At bottom, taxpayers' argument is that due process is not complete until there has been judicial review of their tax liability, and that irrespective of quasijudicial administrative hearings judicial review cannot consistent with due process be limited to challenges to a tax that has been paid. The Supreme Court has not so held, and we see no indication that it would so hold.
The statutory amendment requiring payment of the tax before an appeal became effective several weeks after the orders to these taxpayers, which had the effect of shortening the period in which they could pay the taxes and perfect their appeals.
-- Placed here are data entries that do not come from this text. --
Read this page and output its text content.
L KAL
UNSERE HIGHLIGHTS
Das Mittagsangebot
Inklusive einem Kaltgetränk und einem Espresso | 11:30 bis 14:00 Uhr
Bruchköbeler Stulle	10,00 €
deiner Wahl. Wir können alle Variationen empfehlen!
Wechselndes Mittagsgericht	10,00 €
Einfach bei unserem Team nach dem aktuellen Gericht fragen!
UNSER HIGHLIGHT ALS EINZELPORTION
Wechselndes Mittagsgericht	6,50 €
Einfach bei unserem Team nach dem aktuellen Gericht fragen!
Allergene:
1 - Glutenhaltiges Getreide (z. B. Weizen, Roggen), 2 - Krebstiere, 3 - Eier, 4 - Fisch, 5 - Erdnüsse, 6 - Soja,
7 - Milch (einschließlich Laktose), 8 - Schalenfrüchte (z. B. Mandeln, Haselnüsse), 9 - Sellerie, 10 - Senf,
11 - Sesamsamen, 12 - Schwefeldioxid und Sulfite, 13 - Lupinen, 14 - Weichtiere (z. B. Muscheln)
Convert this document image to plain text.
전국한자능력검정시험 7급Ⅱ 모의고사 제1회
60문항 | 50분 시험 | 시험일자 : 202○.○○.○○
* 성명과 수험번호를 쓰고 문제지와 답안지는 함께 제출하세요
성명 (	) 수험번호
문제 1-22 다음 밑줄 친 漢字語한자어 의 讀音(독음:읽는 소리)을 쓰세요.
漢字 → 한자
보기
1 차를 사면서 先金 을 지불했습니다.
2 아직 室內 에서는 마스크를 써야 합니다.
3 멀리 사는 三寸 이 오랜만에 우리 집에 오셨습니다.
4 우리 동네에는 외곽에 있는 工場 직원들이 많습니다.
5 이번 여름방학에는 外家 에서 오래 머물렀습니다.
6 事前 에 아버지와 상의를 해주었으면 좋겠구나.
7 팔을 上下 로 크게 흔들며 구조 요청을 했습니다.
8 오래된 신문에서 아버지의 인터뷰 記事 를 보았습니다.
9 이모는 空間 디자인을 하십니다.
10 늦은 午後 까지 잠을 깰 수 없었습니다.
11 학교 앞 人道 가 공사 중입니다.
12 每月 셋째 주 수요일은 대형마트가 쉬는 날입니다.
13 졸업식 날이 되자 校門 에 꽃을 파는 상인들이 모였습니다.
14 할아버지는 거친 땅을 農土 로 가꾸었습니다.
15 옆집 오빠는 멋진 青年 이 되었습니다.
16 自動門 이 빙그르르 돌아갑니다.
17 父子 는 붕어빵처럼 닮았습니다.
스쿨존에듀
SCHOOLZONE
The taxpayers did not, however, ask the tax court to stay the prepayment requirement as authorized by section 2 (3) of 1982 Oregon Laws, chapter 29, upon a taxpayer's "showing of undue hardship," although they were informed of this provision by the department's notice of their appeal rights. Taxpayers did no more than point out to the tax court that they had "considerably less than sixty days in which to raise substantial sums of disputed tax assessments." They have not asserted that it would be difficult for them to do so. On this record, we cannot hold that they are entitled to a hardship exemption from the statutory requirement, assuming that this otherwise would be within our responsibility in reviewing the tax court's decision under ORS 305.445.
The tax court's decision is affirmed.